Most nights, I listen to old Jean Shepherd shows on WOR from the 1960s. That was Jean Shepherd from Hammond talking about traditions and places from a Hammond of a bygone era, but it was still Hammond and I know that Hammond. And it was radio. And Jean was one of the first to understand the power of just talking on the radio, of transferring what was in your head to airwaves that could stimulate the mechanisms in the human ear and that the whole cycle was beautiful....
And not to be messed with. There's a part of me that wants to back off from Facebook Live videos and podcasting because I would be messing with the fundamentals of radio. I would be getting away from what makes it beautiful, pure and romantic. That's my hesitation. That's my dilemma. That's my realization - that in my next phase of living My Radio Life, I may be an impostor. I may be forsaking the media that got me to where I am and that is beautiful and pure. I may be a traitor.

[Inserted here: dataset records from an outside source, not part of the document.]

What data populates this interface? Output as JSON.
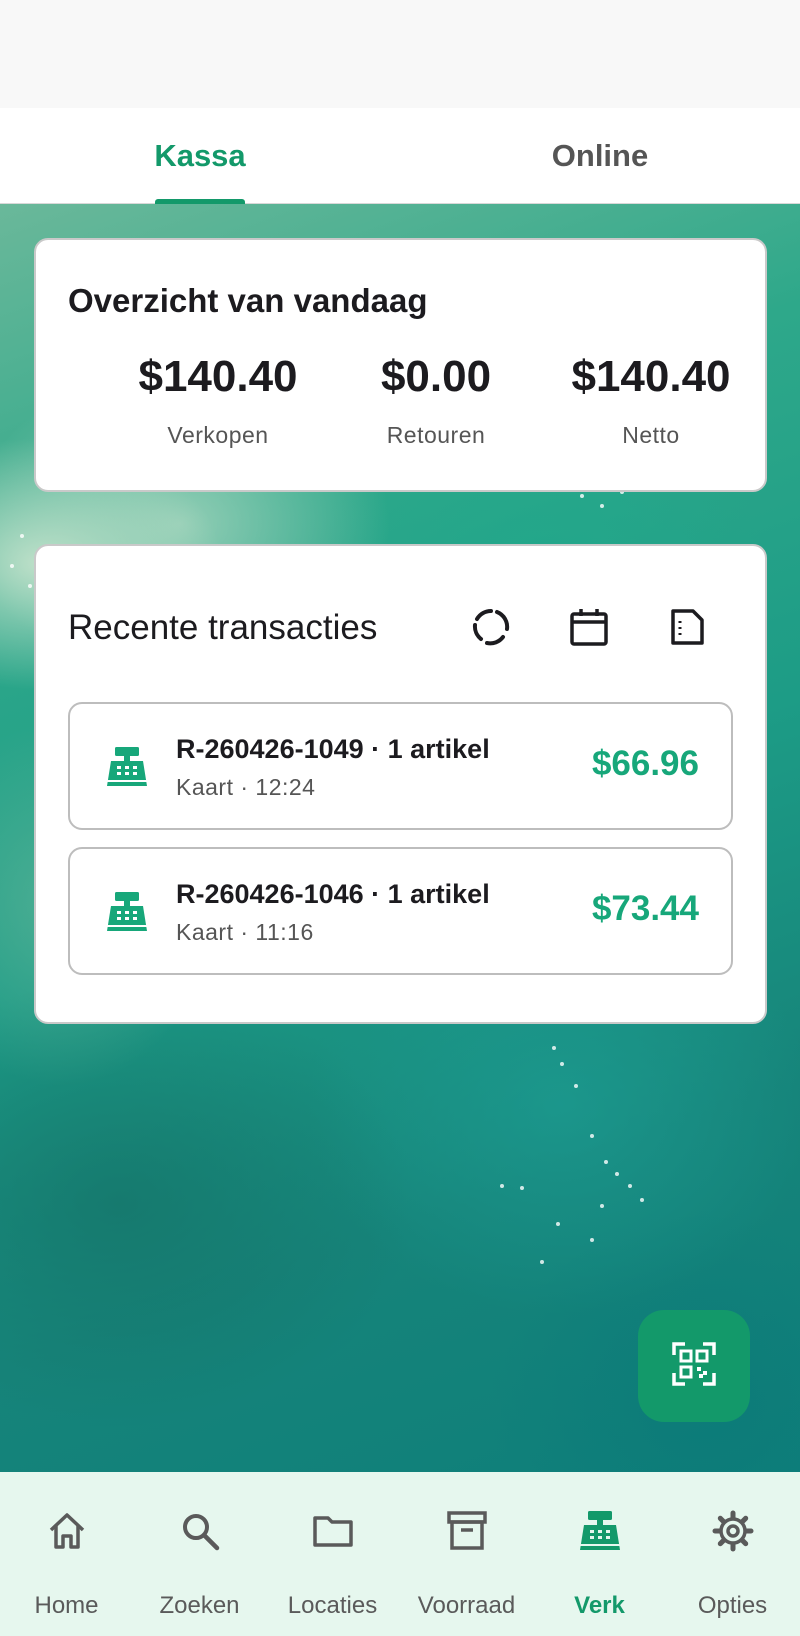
{
  "tabs": [
    {
      "label": "Kassa",
      "active": true
    },
    {
      "label": "Online",
      "active": false
    }
  ],
  "summary": {
    "title": "Overzicht van vandaag",
    "metrics": [
      {
        "value": "$140.40",
        "label": "Verkopen"
      },
      {
        "value": "$0.00",
        "label": "Retouren"
      },
      {
        "value": "$140.40",
        "label": "Netto"
      }
    ]
  },
  "recent": {
    "title": "Recente transacties",
    "actions": [
      {
        "icon": "refresh-icon"
      },
      {
        "icon": "calendar-icon"
      },
      {
        "icon": "export-icon"
      }
    ],
    "transactions": [
      {
        "title": "R-260426-1049 · 1 artikel",
        "subtitle": "Kaart · 12:24",
        "amount": "$66.96",
        "icon": "cash-register-icon"
      },
      {
        "title": "R-260426-1046 · 1 artikel",
        "subtitle": "Kaart · 11:16",
        "amount": "$73.44",
        "icon": "cash-register-icon"
      }
    ]
  },
  "fab": {
    "icon": "qr-scan-icon"
  },
  "nav": {
    "items": [
      {
        "label": "Home",
        "icon": "home-icon",
        "active": false
      },
      {
        "label": "Zoeken",
        "icon": "search-icon",
        "active": false
      },
      {
        "label": "Locaties",
        "icon": "folder-icon",
        "active": false
      },
      {
        "label": "Voorraad",
        "icon": "archive-icon",
        "active": false
      },
      {
        "label": "Verk",
        "icon": "cash-register-icon",
        "active": true
      },
      {
        "label": "Opties",
        "icon": "gear-icon",
        "active": false
      }
    ]
  },
  "colors": {
    "accent": "#13996a",
    "amount": "#17a77a",
    "nav_background": "#e6f7ee"
  }
}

That may make sense to the three or four of you. You follow me in part because you love radio. There's no other reason to suffer through my ramblings. But to the casual listener, this may not make sense. The casual listener and casual reader of this blog may say - "Big deal. Life changes. One day it's newspapers, the next it's radio. One day it's radio, the next it's television. One day it's TV, the next it's the internet. Just roll with it, JED. Stop being so delusional about radio."
I get that. But to circle around... I really want to accept - and know that I must to move forward - two things.
1. If I make some money, that doesn't mean that I'm turning into my old asshole self.
2. If I create something that isn't true to the tradition of radio, then I'm not destroying radio and I'm not a traitor.
Thanks for suffering through another therapy session. It's 8:54am. Time to wake Alexis for Chuck and George.